The Science essay grew out of testimony Landau delivered in March before a hearing of the U.S. House Judiciary Committee [Landau’s testimony begins at 3:35:44]. In that forum, Landau countered the argument of FBI director James Comey that encrypted devices (which Comey has characterized as “warrant-proof spaces”) hinder the agency’s ability to investigate crimes. Landau says the FBI is looking at smartphones through a 20th century lens, a perspective that is particularly troubling given the potential for smartphones to either replace or augment static passwords as authenticators for logging into computers or accessing online accounts.
Login credentials are a favored target of hackers, Landau says, since they can provide access to valuable data and leave computer systems open to attack. More and more, companies like Facebook and Google and even some high-level government agencies are using smartphones as authenticators to make online resources significantly more difficult to breach. But for smartphone authentication to be effective, smartphones, themselves, must be secure.

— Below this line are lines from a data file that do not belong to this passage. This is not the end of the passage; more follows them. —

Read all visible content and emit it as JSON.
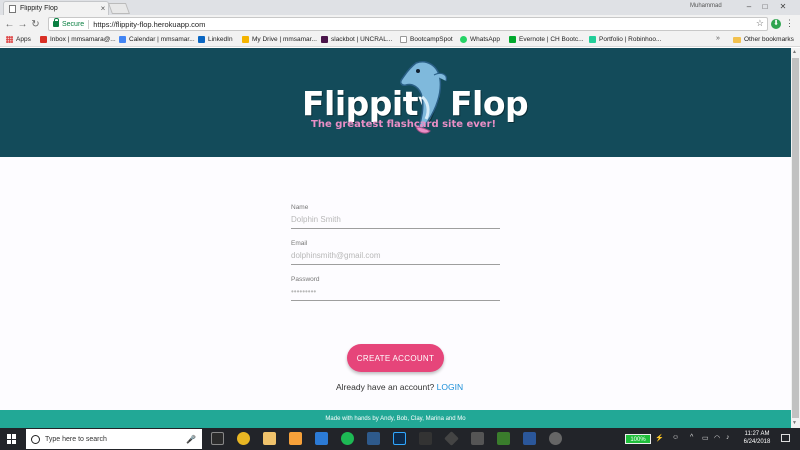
{
  "browser": {
    "tab_title": "Flippity Flop",
    "profile_name": "Muhammad",
    "secure_label": "Secure",
    "url": "https://flippity-flop.herokuapp.com",
    "bookmarks": [
      "Apps",
      "Inbox | mmsamara@...",
      "Calendar | mmsamar...",
      "LinkedIn",
      "My Drive | mmsamar...",
      "slackbot | UNCRAL...",
      "BootcampSpot",
      "WhatsApp",
      "Evernote | CH Bootc...",
      "Portfolio | Robinhoo...",
      "Other bookmarks"
    ],
    "more_bookmarks": "»"
  },
  "header": {
    "logo_text": "Flippity Flop",
    "tagline": "The greatest flashcard site ever!"
  },
  "form": {
    "name_label": "Name",
    "name_placeholder": "Dolphin Smith",
    "email_label": "Email",
    "email_placeholder": "dolphinsmith@gmail.com",
    "password_label": "Password",
    "password_placeholder": "•••••••••",
    "create_button": "CREATE ACCOUNT",
    "login_prompt": "Already have an account?",
    "login_link": "LOGIN"
  },
  "footer": {
    "credits": "Made with hands by Andy, Bob, Clay, Marina and Mo"
  },
  "taskbar": {
    "search_placeholder": "Type here to search",
    "battery_percent": "100%",
    "time": "11:27 AM",
    "date": "6/24/2018"
  },
  "colors": {
    "banner": "#134b5a",
    "button": "#e6457a",
    "footer": "#22a896",
    "link": "#1b8fd8"
  }
}
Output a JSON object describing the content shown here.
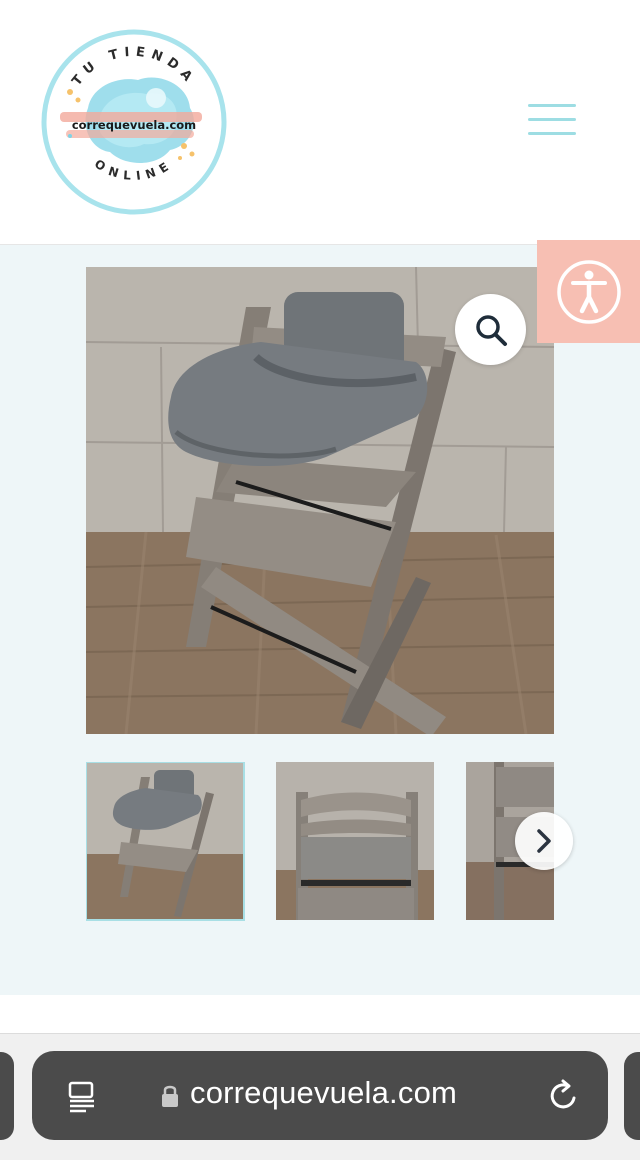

Landau says the FBI’s efforts to weaken smartphone security reflect its outdated approach to investigating crime and its inadequate resources for conducting modern cyber investigations. Landau argues that the agency needs to invest in building up its own “21st century investigative savvy,” including creating “an investigative center with agents with deep technical understanding of modern communications technologies and computer science.”
With the ability to develop new surveillance approaches and tools matched to the latest advances in communications technologies, the agency will no longer need to seek to weaken the devices that people, corporations, and government agencies worldwide depend on to securely communicate, transact business, and transmit sensitive information.